How to Master Proper Piano Fingering

Getting correct piano fingering down can be difficult for beginners if you don’t have guidance. Thankfully, there are plenty of helpful guides online to help you out.

Piano fingering refers to which finger you choose to play each note. In some music pieces, it is very simple or obvious. More advanced pieces demand you to choose your own way to play the music.

Each finger has a number assigned to it: 1-Thumb, 2-Index, 3-Middle Finger, 4-Ring Finger and 5-Pinky. This is how you can “read” piano fingering on music sheets where guidelines are provided. On music sheets without such guides, you can always write your own.

Using these numbers, you can learn and remember the right way to play a piece of music in the most expressive way.

Every Hand is Different

Someone with long fingers can’t play the same way with someone who has short fingers. If you have flexible hands, you’ll play differently than people who aren’t built like that.

The important things is: No single type of hand is “ideal” for the piano. You simply have to play in a way that suits you.

If something feels very awkward to play, then there is a good chance the fingering is wrong for you.
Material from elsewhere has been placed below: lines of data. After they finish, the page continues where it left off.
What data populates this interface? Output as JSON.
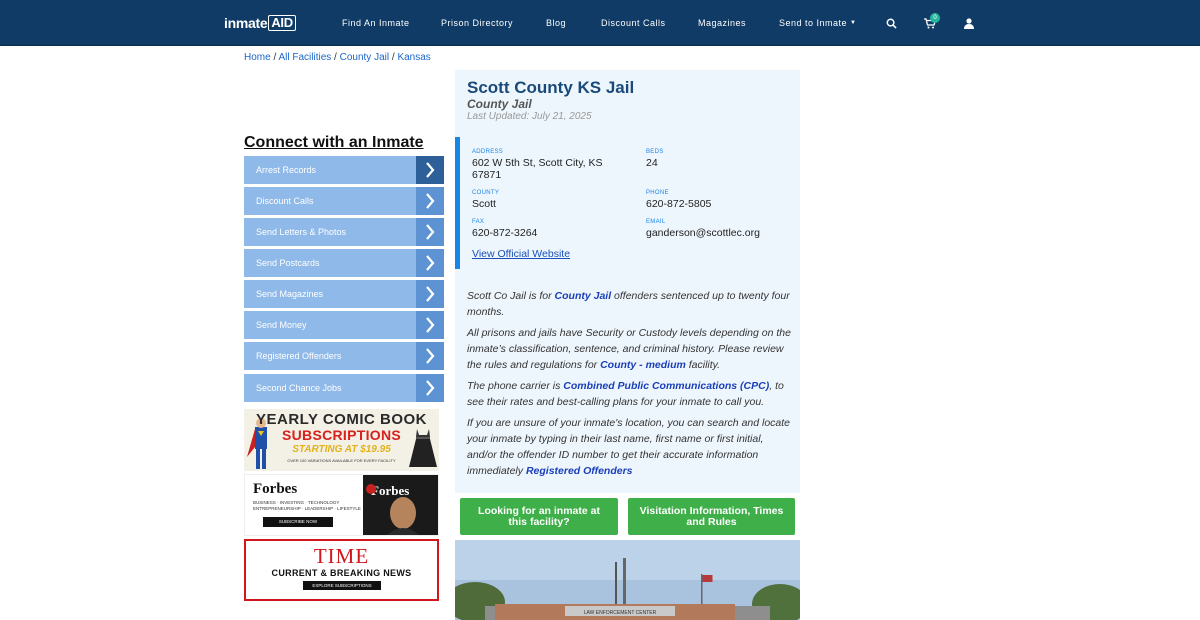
{
  "header": {
    "logo_text": "inmate",
    "logo_aid": "AID",
    "nav": [
      "Find An Inmate",
      "Prison Directory",
      "Blog",
      "Discount Calls",
      "Magazines",
      "Send to Inmate"
    ],
    "cart_count": "0",
    "icons": [
      "search-icon",
      "cart-icon",
      "user-icon"
    ]
  },
  "breadcrumb": {
    "home": "Home",
    "all": "All Facilities",
    "type": "County Jail",
    "state": "Kansas",
    "sep": " / "
  },
  "left": {
    "title": "Connect with an Inmate",
    "services": [
      "Arrest Records",
      "Discount Calls",
      "Send Letters & Photos",
      "Send Postcards",
      "Send Magazines",
      "Send Money",
      "Registered Offenders",
      "Second Chance Jobs"
    ]
  },
  "ads": {
    "comic_line1": "YEARLY COMIC BOOK",
    "comic_line2": "SUBSCRIPTIONS",
    "comic_line3": "STARTING AT $19.95",
    "comic_line4": "OVER 100 VARIATIONS AVAILABLE FOR EVERY FACILITY",
    "forbes_title": "Forbes",
    "forbes_tag1": "BUSINESS · INVESTING · TECHNOLOGY",
    "forbes_tag2": "ENTREPRENEURSHIP · LEADERSHIP · LIFESTYLE",
    "forbes_btn": "SUBSCRIBE NOW",
    "forbes_cover": "Forbes",
    "time_title": "TIME",
    "time_sub": "CURRENT & BREAKING NEWS",
    "time_btn": "EXPLORE SUBSCRIPTIONS"
  },
  "facility": {
    "name": "Scott County KS Jail",
    "type": "County Jail",
    "updated": "Last Updated: July 21, 2025",
    "address_label": "ADDRESS",
    "address": "602 W 5th St, Scott City, KS 67871",
    "beds_label": "BEDS",
    "beds": "24",
    "county_label": "COUNTY",
    "county": "Scott",
    "phone_label": "PHONE",
    "phone": "620-872-5805",
    "fax_label": "FAX",
    "fax": "620-872-3264",
    "email_label": "EMAIL",
    "email": "ganderson@scottlec.org",
    "website": "View Official Website"
  },
  "desc": {
    "p1a": "Scott Co Jail is for ",
    "p1b": "County Jail",
    "p1c": " offenders sentenced up to twenty four months.",
    "p2a": "All prisons and jails have Security or Custody levels depending on the inmate’s classification, sentence, and criminal history. Please review the rules and regulations for ",
    "p2b": "County - medium",
    "p2c": " facility.",
    "p3a": "The phone carrier is ",
    "p3b": "Combined Public Communications (CPC)",
    "p3c": ", to see their rates and best-calling plans for your inmate to call you.",
    "p4a": "If you are unsure of your inmate's location, you can search and locate your inmate by typing in their last name, first name or first initial, and/or the offender ID number to get their accurate information immediately ",
    "p4b": "Registered Offenders"
  },
  "buttons": {
    "look": "Looking for an inmate at this facility?",
    "visit": "Visitation Information, Times and Rules"
  },
  "photo": {
    "sign": "LAW ENFORCEMENT CENTER"
  },
  "colors": {
    "nav_bg": "#0f3b66",
    "accent": "#1b84e8",
    "service_bg": "#8fb9e8",
    "button_green": "#3fb049",
    "panel_bg": "#eef6fd"
  }
}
The more you practice, the easier it will be for you to customize your music sheets. You should experiment until playing the music piece feels natural and pleasant.

Make Piano Fingering Notes

Often, the composer offers notes on how to play a music piece. Sometimes the complete piano fingering is written in the score. Occasionally it is only at crucial or difficult points that the composer (or editor) gives you tips.
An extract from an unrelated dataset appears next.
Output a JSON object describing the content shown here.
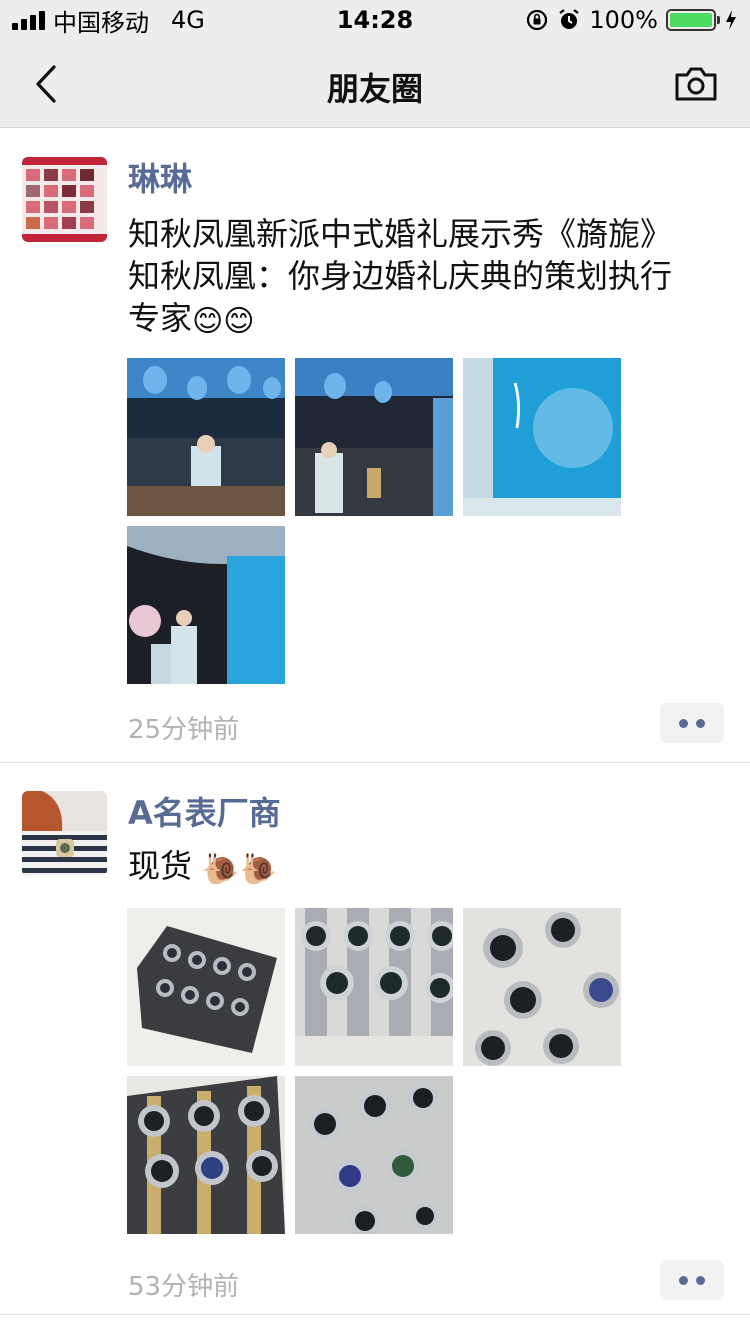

In many scores you won’t get any help at all.

This is where you need to find your own, personal way to play the music in a way you like. Just remember to note down the fingering that feels ideal, because you don’t want to waste time rediscovering the same fingering again and again.

Simply use the 1-5 numbers and write down the fingering you like the most. You certainly won’t regret that extra bit of effort at the start.

Learn the Basics Well

Although you can always tweak and change piano fingering in a music piece, you should also learn the “typical” ways piano is supposed to be played.

There are many basic rules on how to move your hands and place your fingers.

This is why it is very important to practice:

  • Scales
  • Arpeggios
  • Chords
  • Inversions

If you practice these simple techniques often enough, you will naturally be able to find the right way to move your hands over the keys in more complicated music pieces.

Be Lazily Creative

It is important to remember that the most relaxed hand position is usually the best.

Finding a way to play a music score without having to move your hands a lot, gives you more space to explore expression, tone and individual quirks. By letting yourself feel comfortable with the fingering you give your mind room for more creativity.

The easier you make this for yourself, the better you’ll be able to become at playing a specific music piece.

Remember Your Natural Hand Position

Shorter fingers should play the longer keys.

This is a very important rule you should always remember.

The thumb and the pinky are natural shorter and can’t always reach elegantly up to the black keys. Playing black keys with the shorter fingers will most times result in wonky or unnatural hand positions that will tire you out.

Leave the black keys for the index, middle and ring fingers as often as possible.

There are some clear exceptions to this rule in scores where most of the music is playing on the black keys. For those music pieces, playing black keys with short fingers will feel alright.

Here’s the basic five finger position on piano:

Never Forget Good Posture

Always remember that your hands have to be relaxed. Your wrists should never be lower than your hands. Avoid resting your fingers too heavily on the keys, as this might hurt your tendons in the long run.

Proper hand posture and correct piano fingering go hand in hand.

You need to practice playing with good posture from the get-go, to avoid injuries and stress to your hands.

Knowing the right way to hold your hands over the keys will ensure you’ll choose the least tiring piano fingering.

Learn to Play Without Looking

When you play the piano, your eyes should be on the score (or at that level) all the time.

If you don’t look down at your hands, it is easier to determine which hand movements feel better. Your hands will gain a blind, instinctive familiarity with the keys, which is very important to correct piano fingering.

Feel Free to be Unique

There is no mandatory rule about having to pay the piano in a specific way. No matter what anyone tells you, you can find your own style and do things any way you like.

The rules are there to guide you and to help you learn what others found useful or important in the past. You’ll have all this important advice from centuries of piano composers and players to use.

If you have the confidence you can build on what you’ve been taught and add a little bit of your own legacy through your personal style.

After all, even a robot can play a score “perfectly”, but only humans can give music “soul”.

Choose a Piano that Suits You

Not every piano is the same. Some have very hard keys, others (like most keyboards) are very soft. A few pianos are longer than others, allowing you to play some scores you simply can’t on shorter ones.

Choosing the right piano for your needs can help you improve your fingering.

Whether you decide to play the way your teachers told you, or you discover a whole new style of your own, remember this: Playing the piano should be rewarding and fun above all!